Dalam seminar ini timbul beberapa pertanyaan dari peserta tentang apa sih budaya lokal Nusantara itu ? Bapak Anand Krishna menjelaskan bahwa Pancasila, menurut Ki Hajar Dewantoro dan juga Ir. Soekarno adalah puncak unggulan-unggulan nilai-nilai luhur yang terdapat pada setiap tradisi kebudayaan suku-suku bangsa yang ada di Indonesia. Ke-5 nilai dari Pancasila ini adalah saripati budaya bangsa Indonesia. Bahkan Presiden Soekarno pernah mengatakan bahwa sebaiknya Pancasila jangan dijadikan asas politik, tapi menjadi dasar budaya. Sayangnya, di kemudian hari, beliau menjadikan Pancasila sebagai 7 bahan-bahan pokok indoktrinasi dan dilanjutkan Presiden Soeharto sebagai P4.
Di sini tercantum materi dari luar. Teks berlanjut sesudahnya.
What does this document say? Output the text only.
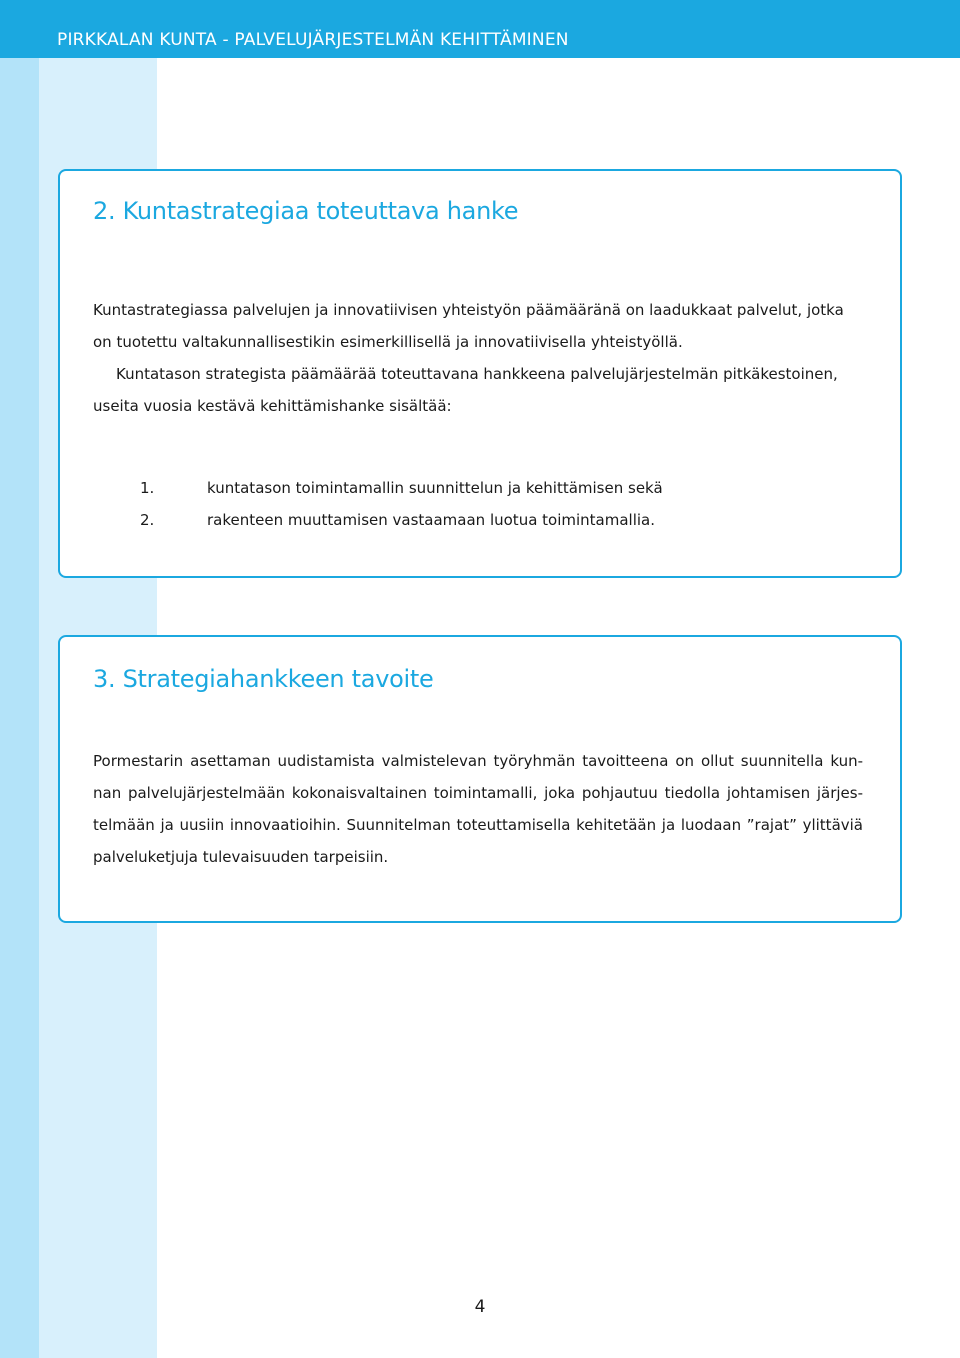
PIRKKALAN KUNTA - PALVELUJÄRJESTELMÄN KEHITTÄMINEN
2. Kuntastrategiaa toteuttava hanke
Kuntastrategiassa palvelujen ja innovatiivisen yhteistyön päämääränä on laadukkaat palvelut, jotka
on tuotettu valtakunnallisestikin esimerkillisellä ja innovatiivisella yhteistyöllä.
Kuntatason strategista päämäärää toteuttavana hankkeena palvelujärjestelmän pitkäkestoinen,
useita vuosia kestävä kehittämishanke sisältää:
1.	kuntatason toimintamallin suunnittelun ja kehittämisen sekä
2.	rakenteen muuttamisen vastaamaan luotua toimintamallia.
3. Strategiahankkeen tavoite
Pormestarin asettaman uudistamista valmistelevan työryhmän tavoitteena on ollut suunnitella kun-
nan palvelujärjestelmään kokonaisvaltainen toimintamalli, joka pohjautuu tiedolla johtamisen järjes-
telmään ja uusiin innovaatioihin. Suunnitelman toteuttamisella kehitetään ja luodaan ”rajat” ylittäviä
palveluketjuja tulevaisuuden tarpeisiin.
4
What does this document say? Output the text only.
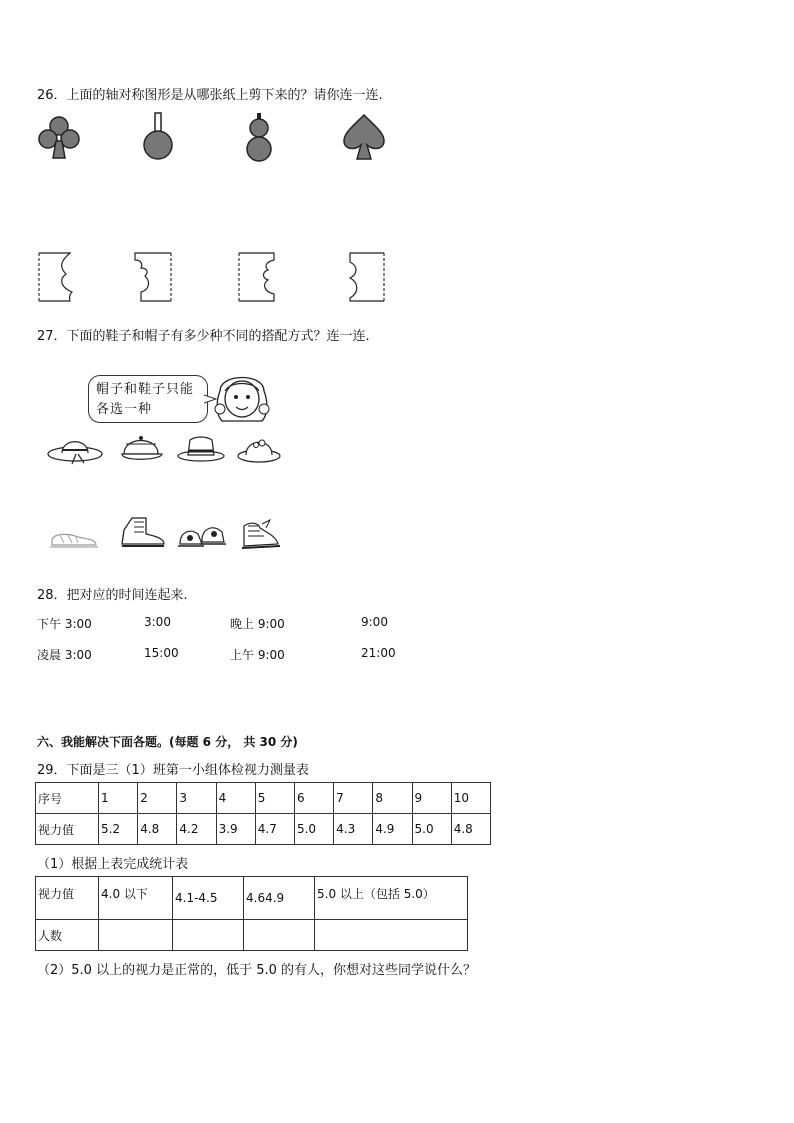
26．上面的轴对称图形是从哪张纸上剪下来的？请你连一连.
27．下面的鞋子和帽子有多少种不同的搭配方式？连一连.
帽子和鞋子只能
各选一种
28．把对应的时间连起来.
下午 3:00	3:00	晚上 9:00	9:00
凌晨 3:00	15:00	上午 9:00	21:00
六、我能解决下面各题。(每题 6 分， 共 30 分)
29．下面是三（1）班第一小组体检视力测量表
序号	1	2	3	4	5	6	7	8	9	10
视力值	5.2	4.8	4.2	3.9	4.7	5.0	4.3	4.9	5.0	4.8
（1）根据上表完成统计表
视力值	4.0 以下	4.1-4.5	4.64.9	5.0 以上（包括 5.0）
人数				
（2）5.0 以上的视力是正常的，低于 5.0 的有人，你想对这些同学说什么？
Keluhuran dan ketinggian budaya Nusantara bisa dilihat dari banyak hal. Indonesia adalah pemilik orkestra musik terlengkap di dunia. Sumber daya alamnya adalah ke-2 terkaya di seantero dunia. Ketika di dunia Arab, mereka masih saling jarah-menjarah, armada dagang laut Sriwijaya sudah mengekspor produk lokal sampai ke Madagaskar.

Sistem pengairan/irigasi subak yang berada pada tanah-tanah terasering adalah manajemen air dalam sistem penanaman yang mungkin paling efisien. Sistem ini hanya terdapat di Indonesia karena dulu wilayah Indonesia adalah perbukitan, sehingga untuk menyiasati penanaman tumbuhan pada tanah-tanah terasering, maka terciptalah sistem irigasi subak. Ini adalah salah satu bukti tingginya kebudayaan bangsa kita.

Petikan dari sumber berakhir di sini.